C'est volontairement que je m'attarde sur les luttes anti-coloniales d'hier et d'aujourd'hui. le fonctionnement de la république française ne peut être séparé de cette histoire. République coloniale et impérialiste, république certes mais non république sociale. Et le traitement des français-e-s dont les parent-e-s ou les grand-parent-e-s viennent des anciennes colonies ou des poussières de l'empire a aussi quelques choses à voir avec le refus réitéré de revenir sur les crimes coloniaux…
Je souligne le bel article de sur Eloi Machoro et Marcel Nonnaro, la Kanaky.

Des conflits ouvriers, des jeunes, des anonymes, des personnes qui ont un prénom ou un nom qui résonne comme « étranger », Mohamed, Lounès, Rénor, Mustapha, Lahouari, Laïd, Abdel, Saad, Aïssa, Mourad et les autres… le plus souvent considéré-e-s comme « responsable de sa propre mort »
Des lieux, ici et ailleurs, des hommes et quelques femmes, des noms et des anonymes (« Un homme »… « Une femme ». Pas de nom » – « Mais ces morts existent et les responsables également ; leur noms et leurs carrières même pas entachés par l'ombre d'une procédure »), Malik Oussekine, Zyed Benna et Bouna Traoré, Adama Traoré, Joseph, enfant de la « communauté des Gens du voyage, communauté marquée par le fichage, le harcèlement policier et l'injustice »

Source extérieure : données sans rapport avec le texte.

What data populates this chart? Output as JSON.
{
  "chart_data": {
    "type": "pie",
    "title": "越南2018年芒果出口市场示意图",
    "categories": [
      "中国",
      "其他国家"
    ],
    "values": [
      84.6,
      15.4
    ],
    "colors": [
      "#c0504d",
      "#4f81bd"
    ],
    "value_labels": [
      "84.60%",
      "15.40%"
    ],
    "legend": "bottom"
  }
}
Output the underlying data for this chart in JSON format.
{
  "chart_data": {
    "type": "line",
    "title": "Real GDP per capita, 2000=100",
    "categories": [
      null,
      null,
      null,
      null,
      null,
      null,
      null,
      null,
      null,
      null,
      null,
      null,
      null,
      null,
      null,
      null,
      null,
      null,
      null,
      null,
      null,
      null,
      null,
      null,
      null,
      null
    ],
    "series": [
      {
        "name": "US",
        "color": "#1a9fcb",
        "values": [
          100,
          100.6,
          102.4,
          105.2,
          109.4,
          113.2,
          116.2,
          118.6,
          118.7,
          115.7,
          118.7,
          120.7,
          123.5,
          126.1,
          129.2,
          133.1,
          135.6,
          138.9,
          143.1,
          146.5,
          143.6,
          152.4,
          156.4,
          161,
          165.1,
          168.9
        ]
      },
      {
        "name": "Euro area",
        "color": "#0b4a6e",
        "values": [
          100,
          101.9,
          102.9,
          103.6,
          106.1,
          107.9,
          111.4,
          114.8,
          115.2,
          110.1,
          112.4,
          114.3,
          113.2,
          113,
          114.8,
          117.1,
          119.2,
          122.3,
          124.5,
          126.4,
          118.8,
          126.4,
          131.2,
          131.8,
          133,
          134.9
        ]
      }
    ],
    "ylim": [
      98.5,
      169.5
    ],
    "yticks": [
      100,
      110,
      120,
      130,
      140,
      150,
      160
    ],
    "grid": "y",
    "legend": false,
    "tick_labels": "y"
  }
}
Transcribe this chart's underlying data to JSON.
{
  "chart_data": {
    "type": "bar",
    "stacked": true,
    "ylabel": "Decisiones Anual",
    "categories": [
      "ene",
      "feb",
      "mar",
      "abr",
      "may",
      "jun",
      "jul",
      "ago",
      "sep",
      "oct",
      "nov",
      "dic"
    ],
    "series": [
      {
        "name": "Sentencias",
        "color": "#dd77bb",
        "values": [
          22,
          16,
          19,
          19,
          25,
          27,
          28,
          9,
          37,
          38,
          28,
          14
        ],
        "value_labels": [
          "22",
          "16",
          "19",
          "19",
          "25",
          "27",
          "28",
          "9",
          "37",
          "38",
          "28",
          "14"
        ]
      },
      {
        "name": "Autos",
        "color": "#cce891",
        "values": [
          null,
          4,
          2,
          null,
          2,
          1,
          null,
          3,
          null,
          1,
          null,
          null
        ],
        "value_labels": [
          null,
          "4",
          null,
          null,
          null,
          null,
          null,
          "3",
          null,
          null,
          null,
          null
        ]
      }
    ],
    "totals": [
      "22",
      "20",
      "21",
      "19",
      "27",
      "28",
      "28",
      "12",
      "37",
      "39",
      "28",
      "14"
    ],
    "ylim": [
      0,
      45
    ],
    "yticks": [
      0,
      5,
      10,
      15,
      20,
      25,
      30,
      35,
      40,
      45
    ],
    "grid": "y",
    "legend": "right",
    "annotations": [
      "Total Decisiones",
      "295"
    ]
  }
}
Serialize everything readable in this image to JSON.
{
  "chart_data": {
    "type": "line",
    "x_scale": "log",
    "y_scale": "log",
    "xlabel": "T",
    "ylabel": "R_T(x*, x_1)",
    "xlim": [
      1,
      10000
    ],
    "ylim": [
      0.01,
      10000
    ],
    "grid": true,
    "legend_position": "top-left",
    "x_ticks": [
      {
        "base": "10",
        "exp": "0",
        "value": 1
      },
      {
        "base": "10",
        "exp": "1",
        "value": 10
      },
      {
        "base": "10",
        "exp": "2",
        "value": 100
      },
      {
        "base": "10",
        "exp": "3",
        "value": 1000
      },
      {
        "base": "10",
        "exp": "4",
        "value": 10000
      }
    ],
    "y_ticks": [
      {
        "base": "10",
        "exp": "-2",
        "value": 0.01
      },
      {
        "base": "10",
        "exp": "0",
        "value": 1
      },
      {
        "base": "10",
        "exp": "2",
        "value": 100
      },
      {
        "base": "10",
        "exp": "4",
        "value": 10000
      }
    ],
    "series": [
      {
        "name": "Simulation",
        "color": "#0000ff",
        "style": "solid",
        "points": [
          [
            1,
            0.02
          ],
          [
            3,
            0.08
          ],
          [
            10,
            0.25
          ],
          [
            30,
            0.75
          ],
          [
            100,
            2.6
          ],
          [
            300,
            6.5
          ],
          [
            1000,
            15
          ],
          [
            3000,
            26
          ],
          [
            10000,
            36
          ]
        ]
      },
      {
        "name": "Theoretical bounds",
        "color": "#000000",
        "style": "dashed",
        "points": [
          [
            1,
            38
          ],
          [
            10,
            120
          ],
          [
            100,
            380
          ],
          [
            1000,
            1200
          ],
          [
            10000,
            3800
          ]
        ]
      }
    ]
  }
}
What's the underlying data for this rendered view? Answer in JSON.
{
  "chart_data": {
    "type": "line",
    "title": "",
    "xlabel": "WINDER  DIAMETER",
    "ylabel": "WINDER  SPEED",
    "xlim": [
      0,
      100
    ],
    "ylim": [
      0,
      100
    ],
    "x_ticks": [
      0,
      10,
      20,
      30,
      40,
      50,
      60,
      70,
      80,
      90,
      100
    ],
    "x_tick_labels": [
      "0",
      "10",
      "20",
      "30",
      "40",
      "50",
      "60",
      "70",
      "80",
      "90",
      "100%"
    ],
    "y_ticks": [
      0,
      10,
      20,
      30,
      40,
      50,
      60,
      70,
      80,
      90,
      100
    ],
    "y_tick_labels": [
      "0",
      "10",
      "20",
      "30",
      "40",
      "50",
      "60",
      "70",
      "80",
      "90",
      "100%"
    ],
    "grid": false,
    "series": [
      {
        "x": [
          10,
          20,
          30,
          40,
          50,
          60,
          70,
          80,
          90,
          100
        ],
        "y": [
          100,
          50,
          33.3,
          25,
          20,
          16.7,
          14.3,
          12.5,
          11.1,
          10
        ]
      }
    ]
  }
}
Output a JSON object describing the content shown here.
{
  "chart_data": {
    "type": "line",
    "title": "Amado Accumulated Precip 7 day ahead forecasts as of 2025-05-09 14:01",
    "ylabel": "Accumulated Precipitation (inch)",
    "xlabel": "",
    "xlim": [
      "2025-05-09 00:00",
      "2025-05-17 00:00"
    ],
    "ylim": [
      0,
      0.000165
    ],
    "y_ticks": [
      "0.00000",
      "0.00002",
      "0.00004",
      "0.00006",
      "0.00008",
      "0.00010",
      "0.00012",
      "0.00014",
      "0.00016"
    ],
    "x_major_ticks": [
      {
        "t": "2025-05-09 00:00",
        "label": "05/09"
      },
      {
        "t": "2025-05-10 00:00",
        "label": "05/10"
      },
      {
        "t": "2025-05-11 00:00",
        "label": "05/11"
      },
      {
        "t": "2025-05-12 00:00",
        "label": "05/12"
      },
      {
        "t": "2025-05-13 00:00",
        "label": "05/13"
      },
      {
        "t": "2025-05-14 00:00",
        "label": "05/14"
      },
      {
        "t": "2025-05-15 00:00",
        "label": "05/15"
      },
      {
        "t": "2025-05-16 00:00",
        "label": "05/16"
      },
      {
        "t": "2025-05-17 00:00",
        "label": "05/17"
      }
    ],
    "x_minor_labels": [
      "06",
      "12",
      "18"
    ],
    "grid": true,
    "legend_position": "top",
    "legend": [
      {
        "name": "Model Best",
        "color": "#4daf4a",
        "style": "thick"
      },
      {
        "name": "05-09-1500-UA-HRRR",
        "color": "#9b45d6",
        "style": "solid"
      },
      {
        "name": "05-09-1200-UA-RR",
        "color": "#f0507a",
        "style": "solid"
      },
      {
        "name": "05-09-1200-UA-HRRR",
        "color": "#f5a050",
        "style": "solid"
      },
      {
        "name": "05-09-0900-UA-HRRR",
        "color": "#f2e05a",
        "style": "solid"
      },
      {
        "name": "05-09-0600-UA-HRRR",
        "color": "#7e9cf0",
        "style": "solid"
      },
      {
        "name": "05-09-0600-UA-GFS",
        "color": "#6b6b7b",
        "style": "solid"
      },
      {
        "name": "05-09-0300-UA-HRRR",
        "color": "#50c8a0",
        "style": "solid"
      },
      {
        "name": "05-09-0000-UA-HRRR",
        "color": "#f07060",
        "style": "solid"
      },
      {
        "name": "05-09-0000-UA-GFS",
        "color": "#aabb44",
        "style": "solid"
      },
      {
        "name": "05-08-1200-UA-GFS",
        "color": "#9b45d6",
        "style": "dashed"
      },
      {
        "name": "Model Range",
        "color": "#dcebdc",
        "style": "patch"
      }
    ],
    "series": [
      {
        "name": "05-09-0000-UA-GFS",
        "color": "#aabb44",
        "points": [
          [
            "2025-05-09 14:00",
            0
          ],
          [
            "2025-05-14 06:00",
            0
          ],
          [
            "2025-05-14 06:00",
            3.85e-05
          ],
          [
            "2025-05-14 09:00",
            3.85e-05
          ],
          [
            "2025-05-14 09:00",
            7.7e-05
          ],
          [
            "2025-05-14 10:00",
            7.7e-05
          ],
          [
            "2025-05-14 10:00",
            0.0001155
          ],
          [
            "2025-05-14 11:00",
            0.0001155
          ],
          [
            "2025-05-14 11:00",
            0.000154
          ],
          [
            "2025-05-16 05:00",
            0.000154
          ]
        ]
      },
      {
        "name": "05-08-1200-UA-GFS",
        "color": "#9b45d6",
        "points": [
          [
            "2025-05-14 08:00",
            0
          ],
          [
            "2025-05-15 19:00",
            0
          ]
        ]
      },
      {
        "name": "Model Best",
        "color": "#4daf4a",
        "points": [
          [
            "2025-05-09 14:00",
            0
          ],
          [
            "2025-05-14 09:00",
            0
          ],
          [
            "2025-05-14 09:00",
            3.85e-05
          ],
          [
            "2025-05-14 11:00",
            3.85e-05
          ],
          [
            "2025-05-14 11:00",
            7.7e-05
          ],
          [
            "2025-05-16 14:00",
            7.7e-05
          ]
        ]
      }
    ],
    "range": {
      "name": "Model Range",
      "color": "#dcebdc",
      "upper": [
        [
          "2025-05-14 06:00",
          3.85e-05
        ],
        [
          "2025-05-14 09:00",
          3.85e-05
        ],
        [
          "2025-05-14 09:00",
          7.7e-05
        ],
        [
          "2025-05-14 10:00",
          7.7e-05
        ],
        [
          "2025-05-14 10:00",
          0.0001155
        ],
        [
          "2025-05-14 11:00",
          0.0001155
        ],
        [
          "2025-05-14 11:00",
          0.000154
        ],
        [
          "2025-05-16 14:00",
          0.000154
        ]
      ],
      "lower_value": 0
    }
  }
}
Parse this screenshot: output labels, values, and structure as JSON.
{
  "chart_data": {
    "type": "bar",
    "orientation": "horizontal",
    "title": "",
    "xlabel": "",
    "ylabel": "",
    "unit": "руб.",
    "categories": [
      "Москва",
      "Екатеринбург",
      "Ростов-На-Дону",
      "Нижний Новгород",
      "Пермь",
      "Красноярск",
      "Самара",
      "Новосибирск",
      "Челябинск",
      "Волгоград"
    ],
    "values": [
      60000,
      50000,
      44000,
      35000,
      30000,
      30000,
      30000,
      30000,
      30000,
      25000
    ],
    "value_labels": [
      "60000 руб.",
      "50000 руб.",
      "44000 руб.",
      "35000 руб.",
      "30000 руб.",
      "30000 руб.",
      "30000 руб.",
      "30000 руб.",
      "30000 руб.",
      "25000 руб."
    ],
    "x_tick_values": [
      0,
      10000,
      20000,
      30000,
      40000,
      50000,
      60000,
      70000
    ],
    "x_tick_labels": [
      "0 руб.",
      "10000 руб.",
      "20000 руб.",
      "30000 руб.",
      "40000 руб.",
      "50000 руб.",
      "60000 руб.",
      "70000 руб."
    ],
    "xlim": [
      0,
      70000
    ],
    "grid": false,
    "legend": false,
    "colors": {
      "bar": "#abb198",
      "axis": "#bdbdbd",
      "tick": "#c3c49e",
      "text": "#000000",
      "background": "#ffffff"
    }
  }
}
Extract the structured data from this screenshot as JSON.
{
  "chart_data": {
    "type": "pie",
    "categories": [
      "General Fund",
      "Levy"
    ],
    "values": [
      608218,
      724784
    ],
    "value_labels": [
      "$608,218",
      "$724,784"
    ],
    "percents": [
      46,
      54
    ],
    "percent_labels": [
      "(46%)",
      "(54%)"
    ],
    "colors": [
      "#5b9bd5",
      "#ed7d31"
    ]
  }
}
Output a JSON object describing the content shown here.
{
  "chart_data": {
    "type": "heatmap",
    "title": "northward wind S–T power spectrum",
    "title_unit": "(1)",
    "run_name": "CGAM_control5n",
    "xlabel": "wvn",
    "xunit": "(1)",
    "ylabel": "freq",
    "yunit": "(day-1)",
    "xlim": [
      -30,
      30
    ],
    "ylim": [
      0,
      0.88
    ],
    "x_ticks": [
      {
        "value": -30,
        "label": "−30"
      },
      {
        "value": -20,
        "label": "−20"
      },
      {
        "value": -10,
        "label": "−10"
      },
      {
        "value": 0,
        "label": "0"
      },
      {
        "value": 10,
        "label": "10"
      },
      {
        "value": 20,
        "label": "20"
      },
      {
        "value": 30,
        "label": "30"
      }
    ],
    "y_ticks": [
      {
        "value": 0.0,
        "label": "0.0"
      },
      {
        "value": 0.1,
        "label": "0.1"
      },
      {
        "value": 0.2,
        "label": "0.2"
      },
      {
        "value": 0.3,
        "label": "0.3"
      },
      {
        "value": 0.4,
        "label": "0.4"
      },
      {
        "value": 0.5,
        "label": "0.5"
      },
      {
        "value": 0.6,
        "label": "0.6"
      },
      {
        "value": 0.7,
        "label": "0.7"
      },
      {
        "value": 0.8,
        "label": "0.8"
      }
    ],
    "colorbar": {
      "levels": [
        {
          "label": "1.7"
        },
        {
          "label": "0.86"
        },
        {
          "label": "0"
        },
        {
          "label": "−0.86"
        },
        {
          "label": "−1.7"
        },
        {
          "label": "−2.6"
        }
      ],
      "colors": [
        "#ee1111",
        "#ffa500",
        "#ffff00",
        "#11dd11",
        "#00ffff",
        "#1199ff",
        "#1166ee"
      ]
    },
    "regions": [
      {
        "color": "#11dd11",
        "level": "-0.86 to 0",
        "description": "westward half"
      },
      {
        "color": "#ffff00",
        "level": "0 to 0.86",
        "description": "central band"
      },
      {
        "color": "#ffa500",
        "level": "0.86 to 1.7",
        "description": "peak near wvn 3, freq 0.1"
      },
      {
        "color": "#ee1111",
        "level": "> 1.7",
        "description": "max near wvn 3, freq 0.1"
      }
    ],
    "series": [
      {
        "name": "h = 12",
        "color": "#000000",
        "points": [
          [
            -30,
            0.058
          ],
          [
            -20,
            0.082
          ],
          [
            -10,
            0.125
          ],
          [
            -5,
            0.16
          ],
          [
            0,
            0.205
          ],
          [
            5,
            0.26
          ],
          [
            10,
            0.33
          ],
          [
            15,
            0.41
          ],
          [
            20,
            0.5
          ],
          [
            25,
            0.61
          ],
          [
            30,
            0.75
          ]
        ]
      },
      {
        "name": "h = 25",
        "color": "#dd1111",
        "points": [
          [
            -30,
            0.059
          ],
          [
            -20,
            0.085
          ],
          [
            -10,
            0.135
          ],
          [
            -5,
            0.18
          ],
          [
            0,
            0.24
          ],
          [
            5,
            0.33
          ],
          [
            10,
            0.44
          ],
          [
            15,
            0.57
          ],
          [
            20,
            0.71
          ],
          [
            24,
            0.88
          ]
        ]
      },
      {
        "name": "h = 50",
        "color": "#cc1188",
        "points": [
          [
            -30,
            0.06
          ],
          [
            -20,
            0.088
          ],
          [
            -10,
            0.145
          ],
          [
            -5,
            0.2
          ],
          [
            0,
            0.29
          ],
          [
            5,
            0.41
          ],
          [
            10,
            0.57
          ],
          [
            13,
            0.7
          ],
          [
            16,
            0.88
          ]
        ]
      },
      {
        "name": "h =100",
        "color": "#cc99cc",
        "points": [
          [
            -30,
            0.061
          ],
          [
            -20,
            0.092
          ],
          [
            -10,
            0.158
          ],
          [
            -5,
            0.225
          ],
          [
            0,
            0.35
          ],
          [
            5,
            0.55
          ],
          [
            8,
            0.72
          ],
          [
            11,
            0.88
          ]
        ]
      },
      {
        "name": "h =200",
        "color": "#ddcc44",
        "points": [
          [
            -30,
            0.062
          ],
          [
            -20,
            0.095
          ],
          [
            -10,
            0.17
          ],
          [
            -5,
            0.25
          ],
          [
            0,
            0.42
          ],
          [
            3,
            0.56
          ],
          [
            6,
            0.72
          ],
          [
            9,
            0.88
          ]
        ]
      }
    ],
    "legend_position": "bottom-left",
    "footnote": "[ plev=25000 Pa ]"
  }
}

Des hommes retrouvé morts pendant leur incarcération, « Les prisons françaises détiennent le triste record européen de suicides ou morts suspectes ».
Des victimes jugées et des policiers relaxés. Ceux qui ont le droit à la suspicion mais pas à la protection. Des réquisitions du ministère public contre des policiers qui « ressemblent curieusement à une plaidoirie de défense », des soit-disant accidents, la difficulté d'obtenir la vérité et un procès (les nombreux non-lieu et les légères condamnations avec sursis), les plaintes en diffamation de policiers accusés, les victimes salies ou criminalisées…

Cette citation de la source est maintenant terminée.